Is your blood pressure too high? (Image: Express.co.uk)

“Some of the best sources of potassium include fresh fruit, vegetables, legumes and greens.”

Whole grains

“These provide many important minerals such as magnesium that are involved with maintaining healthy blood pressure,” TJ said.

Flaxseeds

He added: “Studies have shown a couple of tablespoons of ground flax daily can be as effective as some blood pressure lowering medications.”

What foods bring down blood pressure right away?

What can I eat to lower my blood pressure immediately? While there's no miracle food that can lower blood pressure immediately, consuming a diet rich in vegetables, fruit, whole grains, nuts, seeds, and fish (and low in red meat, salt, and added sugars) may help lower blood pressure over time.

What foods have high nitrates?

The foods highest in nitrate include beet roots and leafy greens such kale, arugula, chard, and spinach. Others include parsley, Chinese cabbage, leeks, celery, radishes, and turnips.
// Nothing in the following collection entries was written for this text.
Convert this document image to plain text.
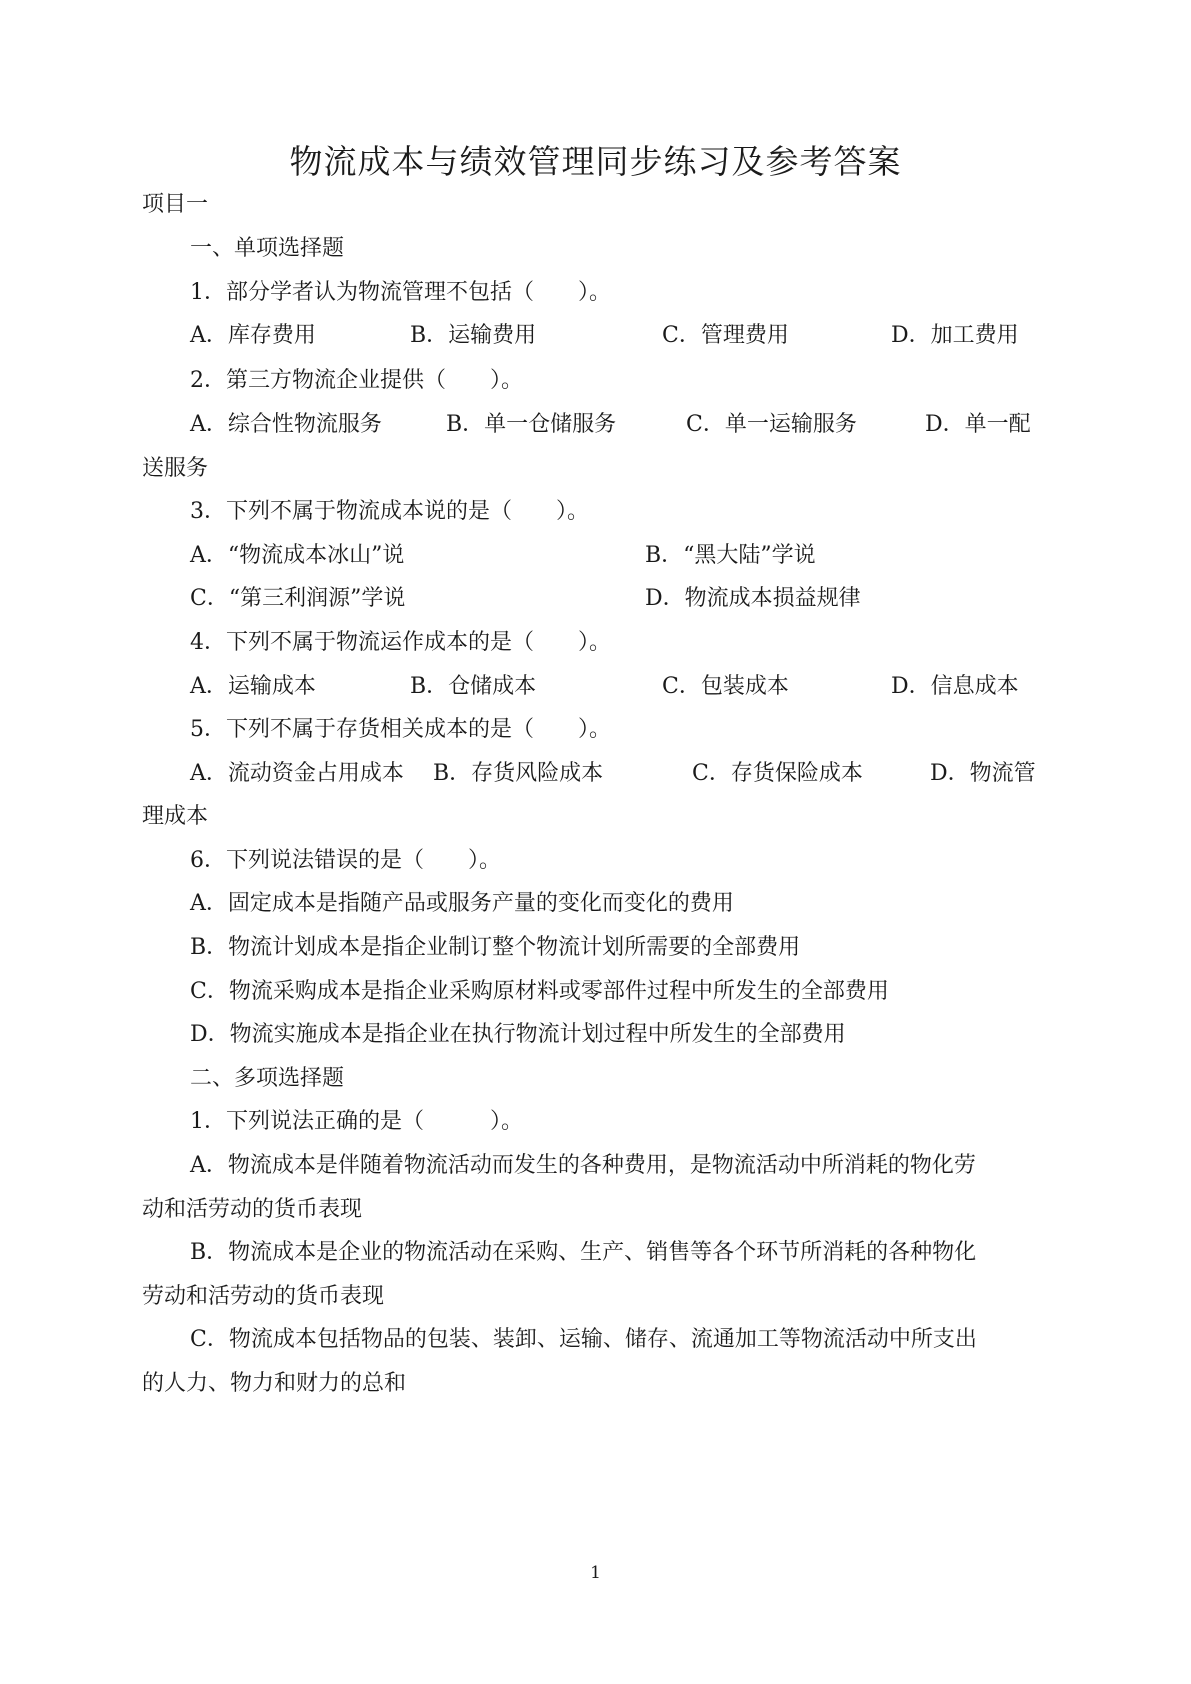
物流成本与绩效管理同步练习及参考答案
项目一
一、单项选择题
1．部分学者认为物流管理不包括（　　）。
A．库存费用	B．运输费用	C．管理费用	D．加工费用
2．第三方物流企业提供（　　）。
A．综合性物流服务	B．单一仓储服务	C．单一运输服务	D．单一配
送服务
3．下列不属于物流成本说的是（　　）。
A．“物流成本冰山”说	B．“黑大陆”学说
C．“第三利润源”学说	D．物流成本损益规律
4．下列不属于物流运作成本的是（　　）。
A．运输成本	B．仓储成本	C．包装成本	D．信息成本
5．下列不属于存货相关成本的是（　　）。
A．流动资金占用成本 B．存货风险成本	C．存货保险成本	D．物流管
理成本
6．下列说法错误的是（　　）。
A．固定成本是指随产品或服务产量的变化而变化的费用
B．物流计划成本是指企业制订整个物流计划所需要的全部费用
C．物流采购成本是指企业采购原材料或零部件过程中所发生的全部费用
D．物流实施成本是指企业在执行物流计划过程中所发生的全部费用
二、多项选择题
1．下列说法正确的是（　　　）。
A．物流成本是伴随着物流活动而发生的各种费用，是物流活动中所消耗的物化劳
动和活劳动的货币表现
B．物流成本是企业的物流活动在采购、生产、销售等各个环节所消耗的各种物化
劳动和活劳动的货币表现
C．物流成本包括物品的包装、装卸、运输、储存、流通加工等物流活动中所支出
的人力、物力和财力的总和
1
Can nitrates lower blood pressure?

The studies to date suggest that dietary nitrate acutely lowers blood pressure in healthy humans. An inverse relationship was seen between dose of nitrate consumed and corresponding systolic blood pressure reduction, with doses of nitrate as low as 3 mmol of nitrate reducing systolic blood pressure by 3 mmHg.

How can I increase my nitrates naturally?

A diet high in nitrate-rich vegetables and antioxidants or the use of supplements, such as L-arginine or L-citrulline, are beneficial ways to boost your body's natural production of nitric oxide. Other proven strategies include limiting mouthwash and exercising regularly.